Hestia: Hyperthread-Level Scheduling for Cloud Microservices with Interference-Aware Attention
New scheduling framework analyzes 32,408 microservice instances to predict CPU contention with self-attention.
A research team from Shanghai Jiao Tong University has introduced Hestia, a novel AI-powered scheduling framework that tackles the critical challenge of performance interference in cloud microservices. Accepted for publication at DAC 2026, Hestia addresses the inefficiencies of existing schedulers that rely on coarse core-level profiling by operating at the hyperthread level. The system was developed after analyzing massive production traces encompassing 32,408 microservice instances across 3,132 servers, identifying two dominant contention patterns: sharing-core (SC) and sharing-socket (SS). This granular analysis revealed strong asymmetry in how these patterns impact performance, a nuance previous methods missed.

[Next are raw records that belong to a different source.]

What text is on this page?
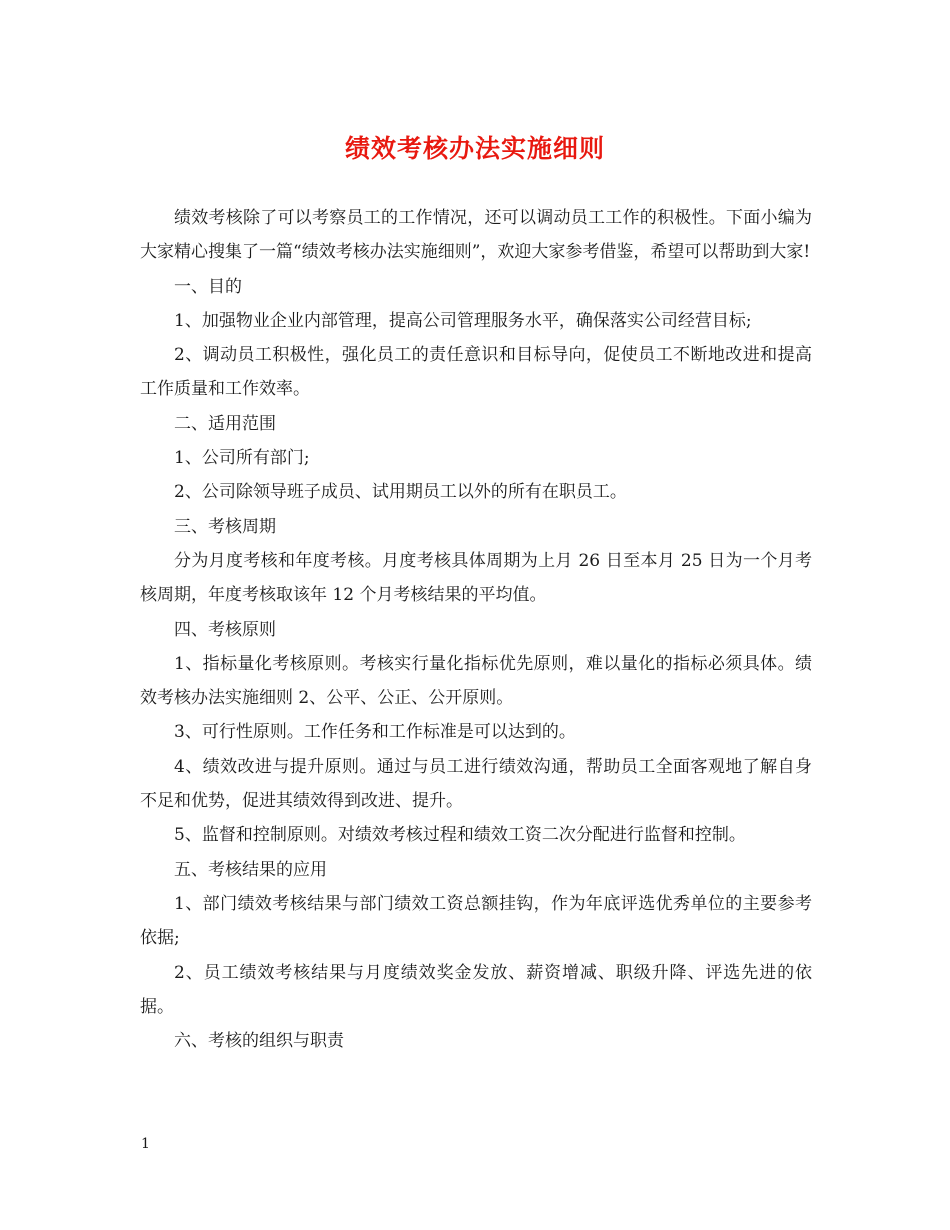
绩效考核办法实施细则

绩效考核除了可以考察员工的工作情况，还可以调动员工工作的积极性。下面小编为大家精心搜集了一篇“绩效考核办法实施细则”，欢迎大家参考借鉴，希望可以帮助到大家!

一、目的

1、加强物业企业内部管理，提高公司管理服务水平，确保落实公司经营目标;

2、调动员工积极性，强化员工的责任意识和目标导向，促使员工不断地改进和提高工作质量和工作效率。

二、适用范围

1、公司所有部门;

2、公司除领导班子成员、试用期员工以外的所有在职员工。

三、考核周期

分为月度考核和年度考核。月度考核具体周期为上月 26 日至本月 25 日为一个月考核周期，年度考核取该年 12 个月考核结果的平均值。

四、考核原则

1、指标量化考核原则。考核实行量化指标优先原则，难以量化的指标必须具体。绩效考核办法实施细则 2、公平、公正、公开原则。

3、可行性原则。工作任务和工作标准是可以达到的。

4、绩效改进与提升原则。通过与员工进行绩效沟通，帮助员工全面客观地了解自身不足和优势，促进其绩效得到改进、提升。

5、监督和控制原则。对绩效考核过程和绩效工资二次分配进行监督和控制。

五、考核结果的应用

1、部门绩效考核结果与部门绩效工资总额挂钩，作为年底评选优秀单位的主要参考依据;

2、员工绩效考核结果与月度绩效奖金发放、薪资增减、职级升降、评选先进的依据。

六、考核的组织与职责

1
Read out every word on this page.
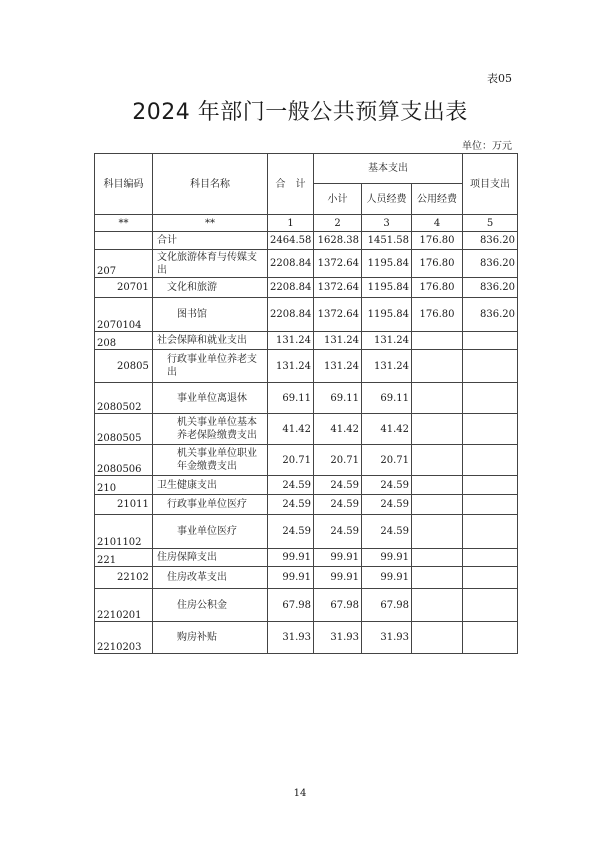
表05
2024 年部门一般公共预算支出表
单位：万元
科目编码	科目名称	合　计	基本支出			项目支出
			小计	人员经费	公用经费	
**	**	1	2	3	4	5
	合计	2464.58	1628.38	1451.58	176.80	836.20
207	文化旅游体育与传媒支出	2208.84	1372.64	1195.84	176.80	836.20
20701	文化和旅游	2208.84	1372.64	1195.84	176.80	836.20
2070104	图书馆	2208.84	1372.64	1195.84	176.80	836.20
208	社会保障和就业支出	131.24	131.24	131.24		
20805	行政事业单位养老支出	131.24	131.24	131.24		
2080502	事业单位离退休	69.11	69.11	69.11		
2080505	机关事业单位基本养老保险缴费支出	41.42	41.42	41.42		
2080506	机关事业单位职业年金缴费支出	20.71	20.71	20.71		
210	卫生健康支出	24.59	24.59	24.59		
21011	行政事业单位医疗	24.59	24.59	24.59		
2101102	事业单位医疗	24.59	24.59	24.59		
221	住房保障支出	99.91	99.91	99.91		
22102	住房改革支出	99.91	99.91	99.91		
2210201	住房公积金	67.98	67.98	67.98		
2210203	购房补贴	31.93	31.93	31.93		
14
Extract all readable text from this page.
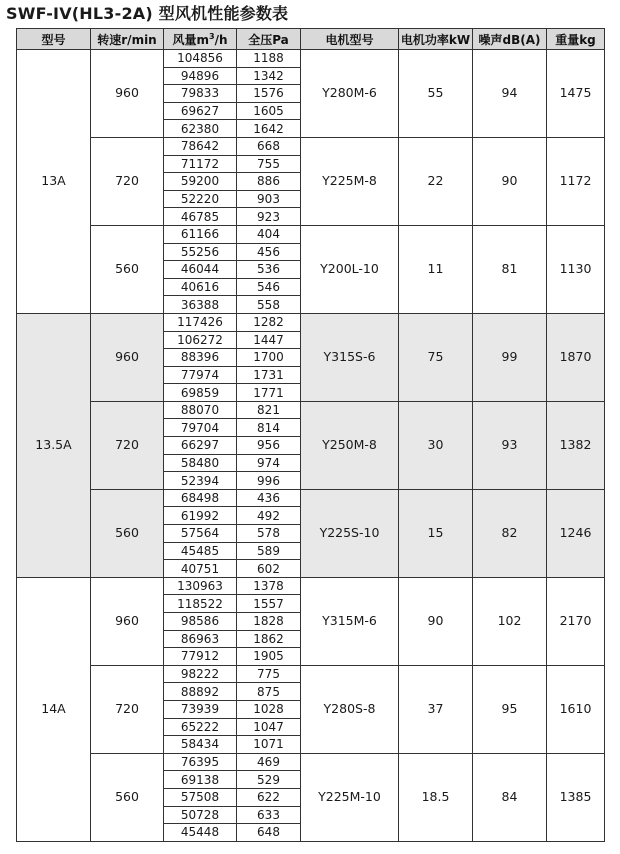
SWF-IV(HL3-2A) 型风机性能参数表
型号	转速r/min	风量$m^3/h$	全压Pa	电机型号	电机功率kW	噪声dB(A)	重量kg
13A	960	104856	1188	Y280M-6	55	94	1475
		94896	1342				
		79833	1576				
		69627	1605				
		62380	1642				
	720	78642	668	Y225M-8	22	90	1172
		71172	755				
		59200	886				
		52220	903				
		46785	923				
	560	61166	404	Y200L-10	11	81	1130
		55256	456				
		46044	536				
		40616	546				
		36388	558				
13.5A	960	117426	1282	Y315S-6	75	99	1870
		106272	1447				
		88396	1700				
		77974	1731				
		69859	1771				
	720	88070	821	Y250M-8	30	93	1382
		79704	814				
		66297	956				
		58480	974				
		52394	996				
	560	68498	436	Y225S-10	15	82	1246
		61992	492				
		57564	578				
		45485	589				
		40751	602				
14A	960	130963	1378	Y315M-6	90	102	2170
		118522	1557				
		98586	1828				
		86963	1862				
		77912	1905				
	720	98222	775	Y280S-8	37	95	1610
		88892	875				
		73939	1028				
		65222	1047				
		58434	1071				
	560	76395	469	Y225M-10	18.5	84	1385
		69138	529				
		57508	622				
		50728	633				
		45448	648				
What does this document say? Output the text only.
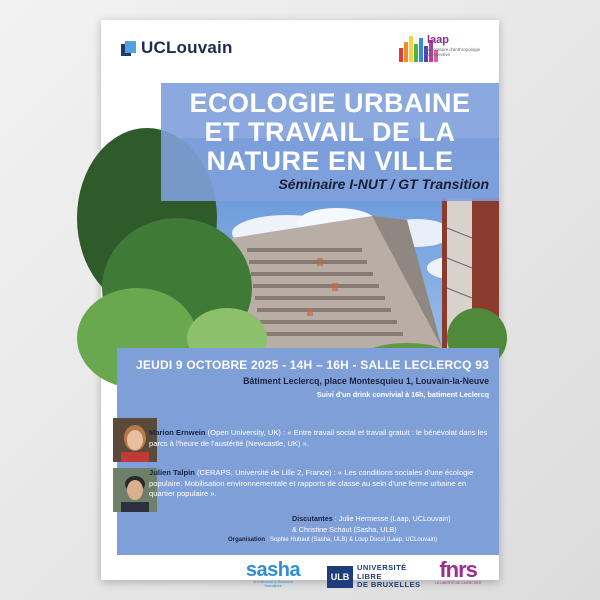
UCLouvain	laap
laboratoire d'anthropologie prospective
ECOLOGIE URBAINE
ET TRAVAIL DE LA
NATURE EN VILLE
Séminaire I-NUT / GT Transition
JEUDI 9 OCTOBRE 2025 - 14H – 16H - SALLE LECLERCQ 93
Bâtiment Leclercq, place Montesquieu 1, Louvain-la-Neuve
Suivi d'un drink convivial à 16h, batiment Leclercq
Marion Ernwein (Open University, UK) : « Entre travail social et travail gratuit : le bénévolat dans les parcs à l'heure de l'austérité (Newcastle, UK) ».
Julien Talpin (CERAPS, Université de Lille 2, France) : « Les conditions sociales d'une écologie populaire. Mobilisation environnementale et rapports de classe au sein d'une ferme urbaine en quartier populaire ».
Discutantes : Julie Hermesse (Laap, UCLouvain)
& Christine Schaut (Sasha, ULB)
Organisation : Sophie Hubaut (Sasha, ULB) & Loup Ducol (Laap, UCLouvain)
sasha
Architecture & Sciences Humaines
ULB
UNIVERSITÉ
LIBRE
DE BRUXELLES
fnrs
LA LIBERTÉ DE CHERCHER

Hestia's core innovation is a self-attention-based CPU usage predictor that models both SC/SS contention and underlying hardware heterogeneity. This allows it to estimate pairwise contention risks between microservices and make intelligent placement decisions. The framework was evaluated through large-scale simulation and a real production deployment, where it demonstrated remarkable results: reducing the 95th-percentile service latency by up to 80% and lowering overall CPU consumption by 2.3% under identical workloads. It surpassed five state-of-the-art schedulers by up to 30.65% across diverse contention scenarios. This represents a significant leap in cloud resource efficiency, enabling providers to pack more services onto servers without sacrificing the latency guarantees critical for user-facing applications.
- Reduces 95th-percentile service latency by up to 80% through hyperthread-level placement
- Lowers overall CPU consumption by 2.3% by modeling sharing-core and sharing-socket contention
- Outperforms five state-of-the-art schedulers by up to 30.65% in diverse scenarios
Why It Matters
Enables cloud providers to dramatically improve server utilization and performance for latency-sensitive applications like real-time APIs.